What if my tenant claims the property is unlivable to avoid eviction?

This is a common defense tactic. You must ensure your property meets all health and safety codes. Keep meticulous records of all maintenance requests and repairs. If a tenant raises habitability issues, address them promptly and document your actions. If they bring this up in court, your documentation will be crucial. This is a situation where calling an attorney is a good idea.

Q5

Can I keep the security deposit for unpaid rent in Hazard?

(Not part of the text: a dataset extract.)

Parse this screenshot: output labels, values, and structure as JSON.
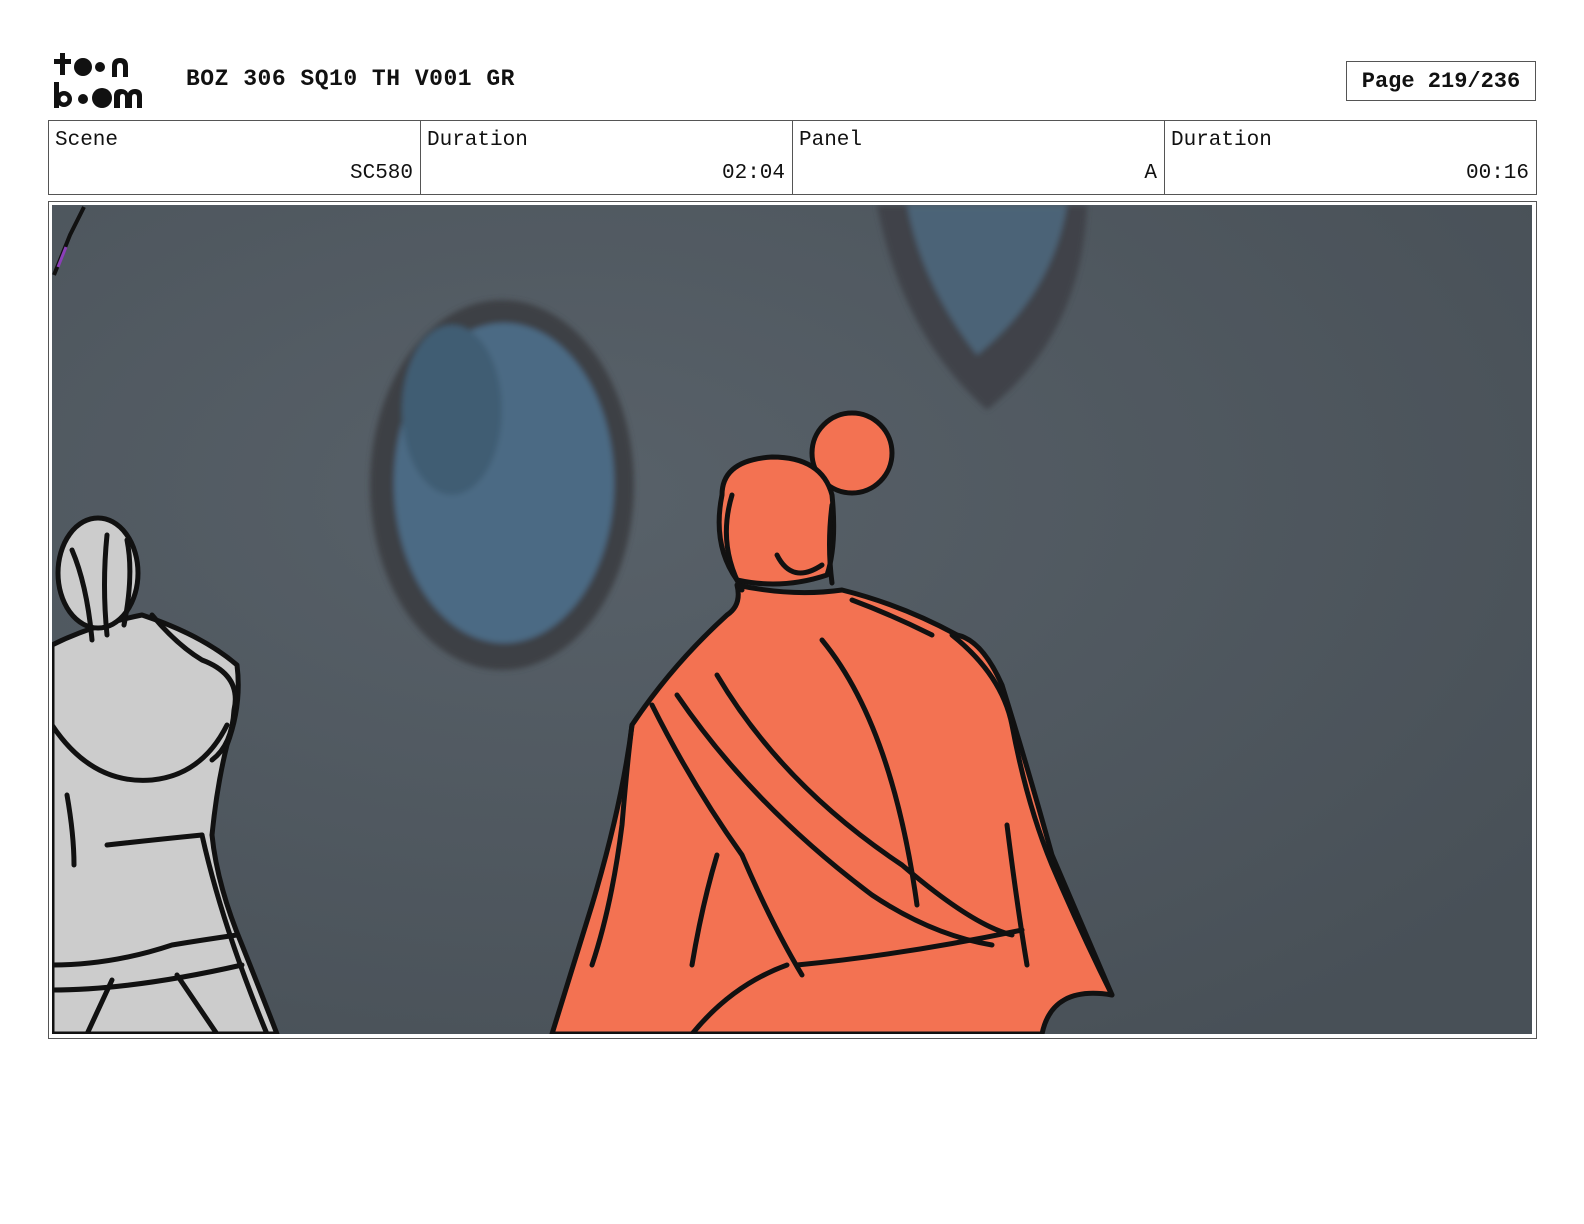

Yes, under Nebraska law, you can deduct unpaid rent, damages beyond normal wear and tear, and other legitimate costs from the security deposit. You must provide an itemized statement of deductions within 14 days of the tenant vacating the property. Be specific and keep receipts for any repair costs.

06Score

What this score means for landlords2

A 2.6/10 places Hazard in the 68th percentile of Nebraska cities on the Eviction Risk Score index. The score is the average of the nine sub-axes, all calibrated on a national 1 to 10 scale where 1 is most landlord-friendly and 10 is most tenant-protective. The 50-year reconstruction shows this score has climbed steadily since 1976, a structural drift driven by court-calendar growth, rent-control adoption, and the rise of tenant-side legal aid. The trajectory matters more than the snapshot: the score is the climate, not the weather.